Novel, Potent, and Selective Phosphodiesterase-4 Inhibitors as Antiasthmatic Agents: Synthesis and Biological Activities of a Series of 1-Pyridylnaphthalene Derivatives
doi: 10.1021/jm980314l
pmid: 10090791
Novel, Potent, and Selective Phosphodiesterase-4 Inhibitors as Antiasthmatic Agents: Synthesis and Biological Activities of a Series of 1-Pyridylnaphthalene Derivatives
The structural requirements for potent and selective PDE4 inhibition were revealed in a 1-pyridylnaphthalene series, and the best compound (3kg, T-2585.HCl) was chosen for further biological evaluation (PDE4 inhibition IC50 = 0.13 nM, selectivity PDE3/4 ratio = 14 000).

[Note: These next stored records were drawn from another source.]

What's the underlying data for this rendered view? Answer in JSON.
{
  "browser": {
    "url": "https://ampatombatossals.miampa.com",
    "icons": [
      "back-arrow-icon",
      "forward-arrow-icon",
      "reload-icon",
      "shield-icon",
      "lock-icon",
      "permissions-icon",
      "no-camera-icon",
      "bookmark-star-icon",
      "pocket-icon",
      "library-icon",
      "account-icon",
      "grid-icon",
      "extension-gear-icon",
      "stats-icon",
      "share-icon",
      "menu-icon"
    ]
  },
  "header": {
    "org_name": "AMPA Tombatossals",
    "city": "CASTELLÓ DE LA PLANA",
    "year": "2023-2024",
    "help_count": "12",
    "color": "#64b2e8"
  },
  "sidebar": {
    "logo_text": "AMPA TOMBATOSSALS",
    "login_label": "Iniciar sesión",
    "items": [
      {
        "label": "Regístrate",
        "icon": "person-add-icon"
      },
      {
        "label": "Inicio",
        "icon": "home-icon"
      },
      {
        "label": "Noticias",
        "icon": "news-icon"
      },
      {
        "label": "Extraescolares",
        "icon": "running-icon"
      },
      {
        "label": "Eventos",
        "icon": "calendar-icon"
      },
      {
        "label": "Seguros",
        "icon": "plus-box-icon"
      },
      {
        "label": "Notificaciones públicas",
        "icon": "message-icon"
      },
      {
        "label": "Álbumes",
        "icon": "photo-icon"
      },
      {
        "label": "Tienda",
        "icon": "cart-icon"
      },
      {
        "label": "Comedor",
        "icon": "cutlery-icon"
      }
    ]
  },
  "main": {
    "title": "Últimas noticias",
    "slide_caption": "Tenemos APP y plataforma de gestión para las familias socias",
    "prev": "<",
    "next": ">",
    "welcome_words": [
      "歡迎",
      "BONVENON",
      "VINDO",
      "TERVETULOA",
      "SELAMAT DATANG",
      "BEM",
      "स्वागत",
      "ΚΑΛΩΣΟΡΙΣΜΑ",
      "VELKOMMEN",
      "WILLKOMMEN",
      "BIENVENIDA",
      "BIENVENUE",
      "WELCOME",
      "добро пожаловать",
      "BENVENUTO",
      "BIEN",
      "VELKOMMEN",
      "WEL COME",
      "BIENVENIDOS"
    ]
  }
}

Compound 3kg showed potent antispasmogenic activities (ED50 = 0.063 mg/kg for reduction of antigen-induced bronchoconstriction, intravenously; ED50 = 0.033 mg/kg for reduction of histamine-induced bronchoconstriction, intraduodenally) in guinea pigs with little cardiovascular effects. Furthermore, 3kg induced significantly weaker emetic effects than RP73401 after oral administration in ferrets and intravenous administration in dogs (3kg, none of 4 ferrets vomited at a dose of 10 mg/kg, po and none of 8 dogs vomited at a dose of 0.3 mg/kg, iv; RP73401, 4 of 8 ferrets vomited at a dose of 3 mg/kg, po and 6 of 8 dogs vomited at a dose of 0.3 mg/kg, iv); that is compatible with the lower affinity for the high-affinity rolipram binding site (3kg, 2.6 nM; RP73401, 0. 85 nM). This may imply that 3kg has an improved therapeutic ratio because of a broad margin between the Ki value of binding affinity and the IC50 value of PDE4 inhibition (ratio = 0.050).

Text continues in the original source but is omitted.